Truth be told, Sruel belongs with their tribe. When he is in their company he talks like them, uses the words they use, and even gestures as they do. Sometimes it seems to me that he behaves as they do even with the horses. But when he is in the company of the dealers, his expression changes and there’s something of his trader forefathers in his eyes. Around the old men, he is bashful; he blushes and purses his lips. Sometimes he asks me about a custom or a law. “Why don’t I understand a word of anything the old men teach? I must be stupid.” At times he gets angry with himself.

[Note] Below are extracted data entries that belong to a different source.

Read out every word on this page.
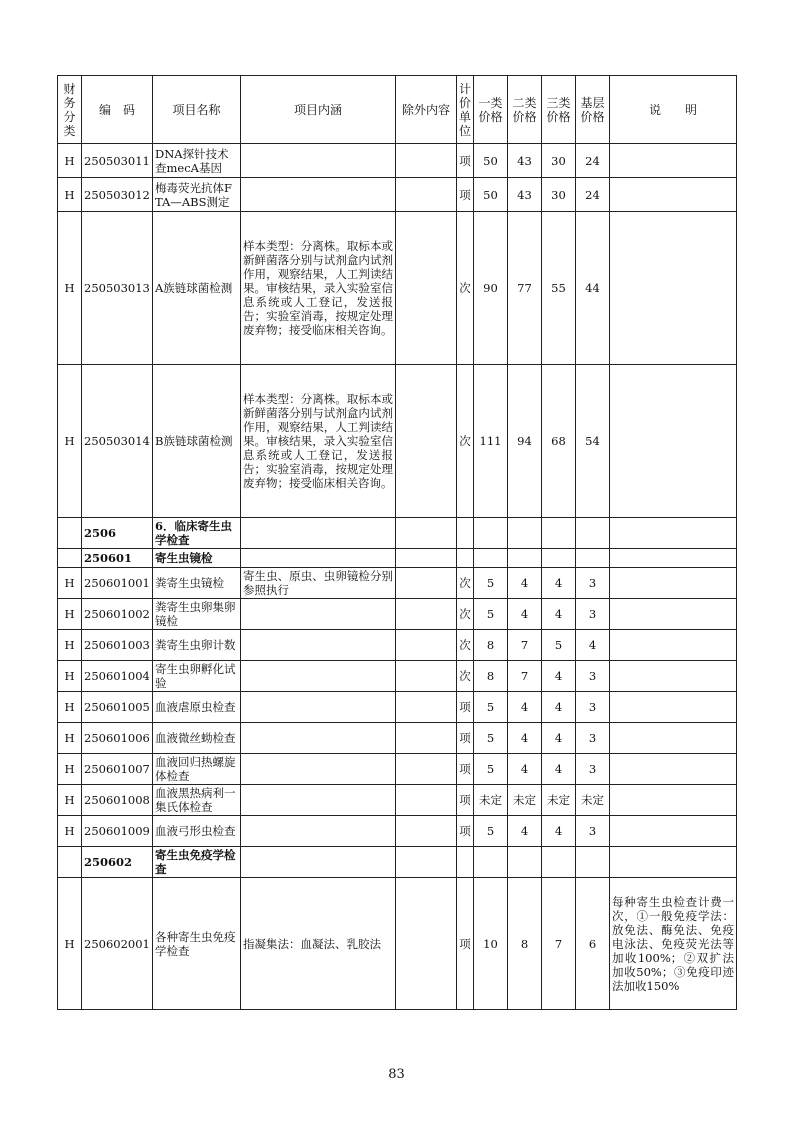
财务分类	编　码	项目名称	项目内涵	除外内容	计价单位	一类价格	二类价格	三类价格	基层价格	说　　明
H	250503011	DNA探针技术查mecA基因			项	50	43	30	24	
H	250503012	梅毒荧光抗体FTA—ABS测定			项	50	43	30	24	
H	250503013	A族链球菌检测	样本类型：分离株。取标本或新鲜菌落分别与试剂盒内试剂作用，观察结果，人工判读结果。审核结果，录入实验室信息系统或人工登记，发送报告；实验室消毒，按规定处理废弃物；接受临床相关咨询。		次	90	77	55	44	
H	250503014	B族链球菌检测	样本类型：分离株。取标本或新鲜菌落分别与试剂盒内试剂作用，观察结果，人工判读结果。审核结果，录入实验室信息系统或人工登记，发送报告；实验室消毒，按规定处理废弃物；接受临床相关咨询。		次	111	94	68	54	
	2506	6．临床寄生虫学检查								
	250601	寄生虫镜检								
H	250601001	粪寄生虫镜检	寄生虫、原虫、虫卵镜检分别参照执行		次	5	4	4	3	
H	250601002	粪寄生虫卵集卵镜检			次	5	4	4	3	
H	250601003	粪寄生虫卵计数			次	8	7	5	4	
H	250601004	寄生虫卵孵化试验			次	8	7	4	3	
H	250601005	血液虐原虫检查			项	5	4	4	3	
H	250601006	血液微丝蚴检查			项	5	4	4	3	
H	250601007	血液回归热螺旋体检查			项	5	4	4	3	
H	250601008	血液黑热病利一集氏体检查			项	未定	未定	未定	未定	
H	250601009	血液弓形虫检查			项	5	4	4	3	
	250602	寄生虫免疫学检查								
H	250602001	各种寄生虫免疫学检查	指凝集法：血凝法、乳胶法		项	10	8	7	6	每种寄生虫检查计费一次，①一般免疫学法：放免法、酶免法、免疫电泳法、免疫荧光法等加收100%；②双扩法加收50%；③免疫印迹法加收150%
83
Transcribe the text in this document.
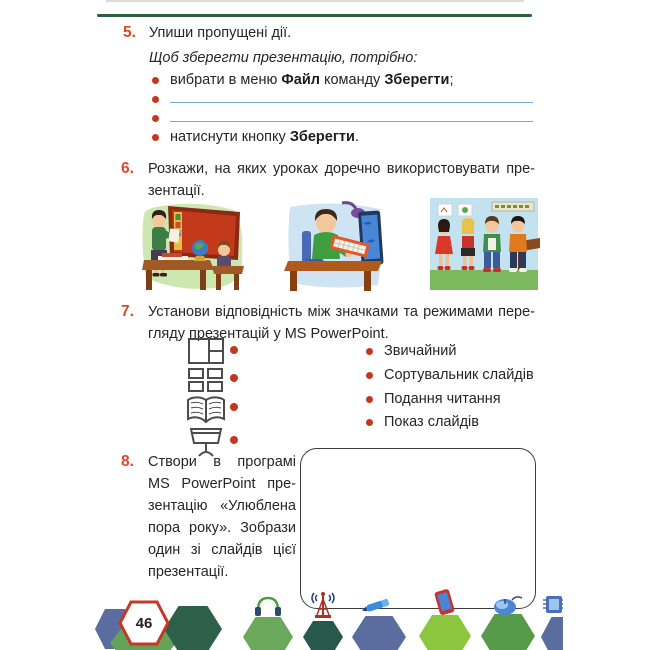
5. Упиши пропущені дії.
Щоб зберегти презентацію, потрібно:
вибрати в меню Файл команду Зберегти;
натиснути кнопку Зберегти.
6. Розкажи, на яких уроках доречно використовувати пре-
зентації.
7. Установи відповідність між значками та режимами пере-
гляду презентацій у MS PowerPoint.
Звичайний
Сортувальник слайдів
Подання читання
Показ слайдів
8. Створи в програмі
MS PowerPoint пре-
зентацію «Улюблена
пора року». Зобрази
один зі слайдів цієї
презентації.
46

Animals are Sruel’s great love. Apart from the falcon that alights on his shoulder every evening and sleeps in his lap, he has two German shepherds who are utterly devoted to him. Any animal that encounters him will nestle against him. Even hornets are fond of him. A few years ago, a swarm of hornets landed on one of the wagons. By a ruse that seemed almost magical, Sruel managed to divert them. In Lemberg he saved us from a pack of stray dogs. He knows how to take care of sick horses, doves, and even snakes. The old men are fond of him, occasionally calling him up to read from the Torah. Were he not addicted to drink, they would be even fonder of him. But what can one say? It seems that he will never be cured of this weakness. As for myself, I have to admit that I love Sruel when he’s drunk because, unlike the other wagon drivers, he is very friendly when he’s in that condition. When he’s cheerful, he likes to make up little ditties. Once I heard Sruel say, “The Jews are my soul’s beloved. I’m ready to protect them with all my might. They’ve suffered so much. Now they deserve a little protection.”